I say nothing. We head for the pilothouse.
He wants to believe so badly when he should doubt her every word. I’m disappointed in him. When I thought I would do anything to keep him from thinking poorly of me, it never crossed my mind that the situation might someday be reversed.
In the pilothouse, Gaston, Spingate and O’Malley are waiting for us. The walls show images of people talking in the coffin room, the dark landing pad outside with three spiders standing watch, and Bello’s closed coffin in the medical room.
“Smith doesn’t know if she can detect overwriting,” I say. “Spin, anything in your lab that would help us?”
She won’t make eye contact. Right away, I’m sure she’s holding something back. I’m so hungry, my fingers hurt, my shoulders ache and my head is pounding—I don’t have patience for more secrets.
“Speak up,” I snap. “Not telling me the truth is the same as lying to me.”
She flinches. That hurt—I wanted it to hurt. I’m done with this girl hiding things from me.
Bishop crosses his arms. “Now you’re starting in on Spingate? Who will you doubt next? Me?”
“If you keep acting like a gullible kid, yes. Bello could be playing you for a fool, so stop thinking we don’t have to pay a price for leaving her behind, and start thinking about the safety of this shuttle and our people.”
Bishop’s lip curls. He’s not used to anyone speaking to him that way.
Gaston puts his hand on Spingate’s back, rubs a small circle.
“Just tell her,” he says.
She brushes back her thick red curls, struggles to force out the words.
“One of the things my progenitor studied was the overwriting process,” she says. “I can only recall a little bit. Just snippets, really. I’ll try to remember if there’s a way to test Bello, but…Em, I…my progenitor…she wanted to learn how to erase people. She liked it.”
Gaston glares at me like it’s my fault I dragged that out of her, like all of a sudden Spingate is this fragile thing that needs protecting. Why, because she’s pregnant? Spingate can take care of herself.
“I know how you feel,” I say to her. “But we can’t control the evil things our creators did. We can only control the choices we make. Do your best.”

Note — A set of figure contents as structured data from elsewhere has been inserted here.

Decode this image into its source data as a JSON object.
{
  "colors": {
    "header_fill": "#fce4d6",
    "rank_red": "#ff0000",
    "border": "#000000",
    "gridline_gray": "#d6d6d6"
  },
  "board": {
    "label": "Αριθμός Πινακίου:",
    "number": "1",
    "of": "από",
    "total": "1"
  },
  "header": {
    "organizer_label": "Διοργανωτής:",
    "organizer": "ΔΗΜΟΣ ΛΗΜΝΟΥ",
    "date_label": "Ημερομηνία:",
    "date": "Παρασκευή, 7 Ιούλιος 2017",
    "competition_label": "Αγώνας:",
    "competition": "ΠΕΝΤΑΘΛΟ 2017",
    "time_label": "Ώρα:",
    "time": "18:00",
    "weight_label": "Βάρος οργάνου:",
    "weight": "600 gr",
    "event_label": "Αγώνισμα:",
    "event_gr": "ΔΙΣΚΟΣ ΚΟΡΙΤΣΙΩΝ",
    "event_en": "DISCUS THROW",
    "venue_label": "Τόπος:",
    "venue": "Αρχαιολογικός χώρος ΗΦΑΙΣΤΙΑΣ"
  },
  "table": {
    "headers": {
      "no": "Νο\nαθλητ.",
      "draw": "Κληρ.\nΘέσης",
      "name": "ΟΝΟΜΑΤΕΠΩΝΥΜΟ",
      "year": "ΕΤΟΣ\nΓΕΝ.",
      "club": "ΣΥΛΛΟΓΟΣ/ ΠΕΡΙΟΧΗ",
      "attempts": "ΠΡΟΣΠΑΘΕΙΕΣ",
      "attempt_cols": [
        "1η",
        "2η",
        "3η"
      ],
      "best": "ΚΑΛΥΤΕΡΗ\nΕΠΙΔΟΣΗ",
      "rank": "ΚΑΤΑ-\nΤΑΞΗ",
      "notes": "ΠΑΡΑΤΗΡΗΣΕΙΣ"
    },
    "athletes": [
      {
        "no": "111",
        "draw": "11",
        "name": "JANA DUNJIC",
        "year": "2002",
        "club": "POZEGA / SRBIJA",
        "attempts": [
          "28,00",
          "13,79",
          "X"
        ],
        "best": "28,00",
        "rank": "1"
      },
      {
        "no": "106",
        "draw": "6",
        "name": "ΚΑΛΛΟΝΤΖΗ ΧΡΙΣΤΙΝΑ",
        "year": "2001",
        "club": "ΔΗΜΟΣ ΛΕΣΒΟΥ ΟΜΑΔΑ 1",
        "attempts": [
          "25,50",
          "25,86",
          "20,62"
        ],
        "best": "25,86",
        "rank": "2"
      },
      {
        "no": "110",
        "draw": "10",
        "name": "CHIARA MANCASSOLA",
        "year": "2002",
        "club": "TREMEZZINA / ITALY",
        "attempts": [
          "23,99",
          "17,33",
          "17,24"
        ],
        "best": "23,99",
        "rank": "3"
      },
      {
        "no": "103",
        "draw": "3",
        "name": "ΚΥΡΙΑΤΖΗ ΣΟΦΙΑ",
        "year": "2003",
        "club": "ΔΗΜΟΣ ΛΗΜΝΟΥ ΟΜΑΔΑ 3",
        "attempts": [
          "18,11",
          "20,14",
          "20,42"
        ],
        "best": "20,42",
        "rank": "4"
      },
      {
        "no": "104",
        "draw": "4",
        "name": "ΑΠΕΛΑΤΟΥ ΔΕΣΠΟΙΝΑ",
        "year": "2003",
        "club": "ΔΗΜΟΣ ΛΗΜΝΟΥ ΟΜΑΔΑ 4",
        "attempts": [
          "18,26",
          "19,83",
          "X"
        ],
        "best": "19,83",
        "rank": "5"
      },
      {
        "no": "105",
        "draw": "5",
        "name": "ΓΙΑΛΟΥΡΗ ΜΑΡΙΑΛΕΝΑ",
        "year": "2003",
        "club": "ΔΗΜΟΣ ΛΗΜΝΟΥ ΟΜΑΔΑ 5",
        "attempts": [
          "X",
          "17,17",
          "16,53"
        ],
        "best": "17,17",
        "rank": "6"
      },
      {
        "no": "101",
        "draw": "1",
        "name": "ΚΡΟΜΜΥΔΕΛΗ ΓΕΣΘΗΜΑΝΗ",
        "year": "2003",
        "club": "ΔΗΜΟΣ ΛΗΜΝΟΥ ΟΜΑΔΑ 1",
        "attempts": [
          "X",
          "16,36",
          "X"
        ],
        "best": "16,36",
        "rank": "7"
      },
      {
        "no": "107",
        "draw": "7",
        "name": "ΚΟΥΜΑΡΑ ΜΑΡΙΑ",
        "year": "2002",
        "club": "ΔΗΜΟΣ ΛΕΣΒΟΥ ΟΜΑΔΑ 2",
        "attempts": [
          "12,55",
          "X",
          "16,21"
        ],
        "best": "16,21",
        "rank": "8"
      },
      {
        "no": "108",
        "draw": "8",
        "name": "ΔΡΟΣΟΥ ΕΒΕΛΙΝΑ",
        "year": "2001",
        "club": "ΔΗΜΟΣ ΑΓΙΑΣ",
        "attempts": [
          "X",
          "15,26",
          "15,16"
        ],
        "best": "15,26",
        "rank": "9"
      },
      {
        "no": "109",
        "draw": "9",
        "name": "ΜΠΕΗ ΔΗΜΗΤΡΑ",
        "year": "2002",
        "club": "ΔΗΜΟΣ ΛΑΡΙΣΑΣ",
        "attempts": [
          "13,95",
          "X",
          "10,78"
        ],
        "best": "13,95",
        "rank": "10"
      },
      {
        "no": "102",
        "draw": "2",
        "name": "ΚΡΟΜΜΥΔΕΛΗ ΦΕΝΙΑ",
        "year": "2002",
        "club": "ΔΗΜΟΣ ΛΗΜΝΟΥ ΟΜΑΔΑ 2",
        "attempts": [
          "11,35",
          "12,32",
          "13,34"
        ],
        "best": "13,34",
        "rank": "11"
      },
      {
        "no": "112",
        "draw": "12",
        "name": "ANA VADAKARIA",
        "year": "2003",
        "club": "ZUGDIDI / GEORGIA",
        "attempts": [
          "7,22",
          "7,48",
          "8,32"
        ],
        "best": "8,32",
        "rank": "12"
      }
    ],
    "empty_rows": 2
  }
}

She nods. “I will. But I should be focusing on the red mold instead.”
“Zubiri will do that,” I say. “You focus on Bello.”
O’Malley shakes his head. “So this is more important than food? The Grownups made receptacles so they could live on Omeyocan. If this Bello is a Grownup, then she got what she wanted. Anything she does to harm us also harms her. If our Bello is gone, I’m sorry about that, but we shouldn’t be wasting our time with this. Besides, she’s too small to be a threat.”
What is he thinking? I’m small, and I’ve killed twice. But does he have a point? Bello is alone. What can she do—trick people to go back to her lumpy ship and return to the Xolotl? Only six of us would fit in there, seven at most.
No…there is a way for her to take all of us.
“Bello said she didn’t fly the lumpy ship,” I say. I look at Gaston. “If she’s lying, if she did fly it here, does that mean she’d have the skills needed to fly the shuttle back to the Xolotl?”
I see realization hit home on my friends’ faces. Bishop’s arms uncross. O’Malley glances at the wall showing Bello’s coffin. Maybe now he understands that you don’t have to be big to be dangerous.